The CTPP Enforcement Track
The CTPP oversight regime operates on a separate enforcement track. The Lead Overseer's powers under Art. 35-36 — information requests, on-site inspections, recommendations, and the 1% daily turnover penalty — apply directly to designated CTPPs.
The CTPP enforcement track is likely to proceed more slowly than entity-level enforcement. The Lead Overseer must first complete initial assessments, conduct examinations, and build the evidence base for any recommendations. The 12-month timeline for non-EU CTPPs to establish EU subsidiaries (which began with November 2025 designations) provides a natural enforcement milestone: by November 2026, all designated CTPPs must have an EU legal entity for the Lead Overseer to engage with.
The first CTPP recommendations are most likely in late 2026 or early 2027, focusing on: governance arrangements for financial sector service provision, transparency of sub-outsourcing chains, incident communication to dependent financial entities, and resilience testing of services supporting critical financial functions.
The Preparation Checklist
For institutions anticipating their first DORA examination, the following preparation framework addresses the most likely enforcement areas:
| Preparation area | Action | Evidence to produce | Priority |
|---|---|---|---|
| Register of Information | Verify completeness and accuracy against current state | Updated Register, change log, reconciliation report | Critical |
| Incident reporting | Validate 4h/72h/1m notification procedures | Documented procedure, test results, contact lists | Critical |
| Art. 5 governance | Confirm board approval, training, reporting | Board minutes, training certificates, reporting schedule | Critical |
| Art. 30 contracts | Inventory contract compliance gaps | Contract analysis matrix, renegotiation timeline | High |
| Testing programme | Document formal testing policy and results | Testing policy, test plans, results, remediation tracker | High |
| Exit strategies | Verify credibility for critical providers | Exit strategy documents, alternative provider assessments | High |
| Art. 29 concentration | Complete concentration risk assessment | HHI calculation, single-point-of-failure analysis | Medium |
| Art. 45 information sharing | Establish or formalize sharing arrangements | Arrangement documentation, participation evidence | Medium |
What Enforcement Means for the Market
The transition to enforcement will produce market-wide effects beyond the institutions directly subject to enforcement actions:
Compliance acceleration. The first enforcement action — regardless of the penalty amount — will accelerate compliance investment across the market. Institutions that have deferred DORA compliance will fast-track their programmes. Budget requests that were previously rejected will be approved.

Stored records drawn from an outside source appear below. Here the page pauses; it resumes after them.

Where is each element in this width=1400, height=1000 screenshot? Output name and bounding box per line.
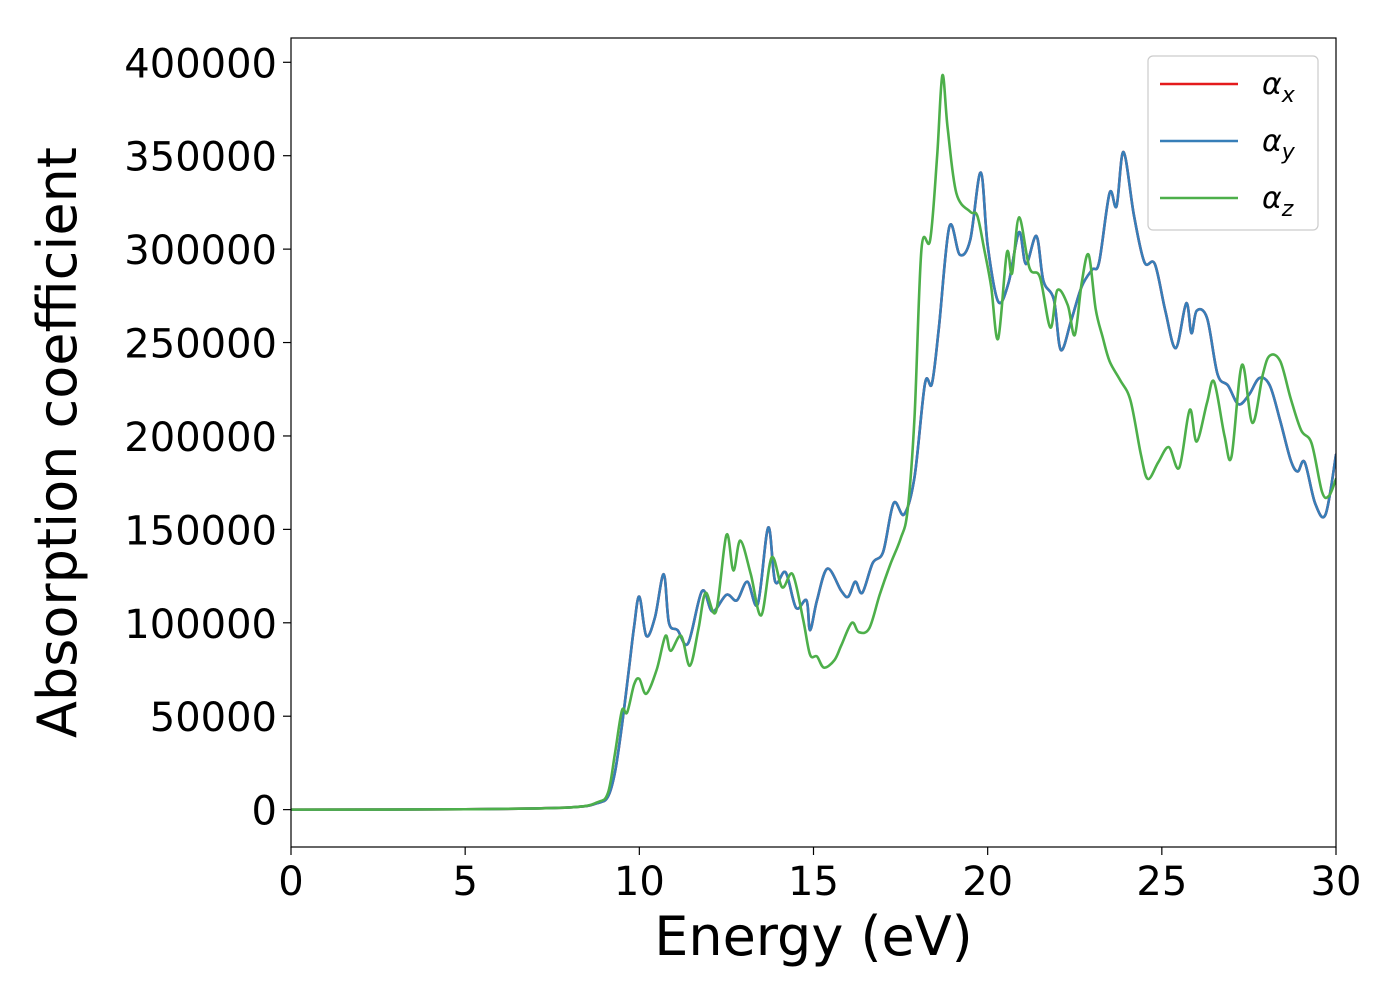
series-line-z (291, 74, 1336, 811)
y-tick-label: 350000 (124, 135, 277, 181)
y-tick-label: 0 (252, 789, 277, 835)
series-line-y (291, 150, 1336, 811)
legend: αx αy αz (1147, 55, 1319, 231)
y-tick-label: 50000 (150, 695, 277, 741)
y-tick-label: 100000 (124, 602, 277, 648)
series-line-x (291, 150, 1336, 811)
x-tick-label: 25 (1136, 859, 1187, 905)
x-tick-label: 20 (962, 859, 1013, 905)
y-tick-label: 250000 (124, 322, 277, 368)
legend-label-z: αz (1262, 181, 1294, 222)
y-tick-label: 400000 (124, 41, 277, 87)
x-tick-label: 0 (278, 859, 303, 905)
y-tick-label: 150000 (124, 508, 277, 554)
legend-label-x: αx (1262, 67, 1296, 108)
legend-box (1147, 55, 1319, 231)
x-axis-label: Energy (eV) (654, 905, 973, 968)
x-tick-label: 15 (788, 859, 839, 905)
y-axis-label: Absorption coefficient (26, 147, 89, 738)
y-tick-label: 300000 (124, 228, 277, 274)
series-layer (291, 74, 1336, 811)
ticks-layer: 0 5 10 15 20 25 30 0 50000 100000 150000 200000 2500… (124, 41, 1361, 905)
x-tick-label: 10 (614, 859, 665, 905)
x-tick-label: 5 (452, 859, 477, 905)
legend-label-y: αy (1262, 124, 1296, 165)
x-tick-label: 30 (1311, 859, 1362, 905)
y-tick-label: 200000 (124, 415, 277, 461)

Vendor renegotiation leverage. Financial entities negotiating Art. 30 contractual provisions with recalcitrant technology providers will gain leverage: the enforcement precedent demonstrates that non-compliant contracts create real regulatory risk.
Board attention intensification. Management bodies that have treated DORA as a technology department concern will recognize the governance implications. Personal liability provisions in some member states add urgency.
Market differentiation. Institutions with mature DORA compliance will begin to differentiate themselves — to counterparties, clients, and regulators — from those that treated the grace period as an extension.
The institutions that enter 2026 prepared — with complete registers, tested procedures, documented governance, and credible exit strategies — will navigate the enforcement shift as a manageable supervisory engagement. Those that enter unprepared will discover that the grace period's end is not gradual. It is a line, and they are on the wrong side of it.
This analysis reflects DORA Regulation (EU) 2022/2554 enforcement provisions, supervisory publications through Q4 2025, and enforcement trajectory analysis based on analogous EU regulatory regimes.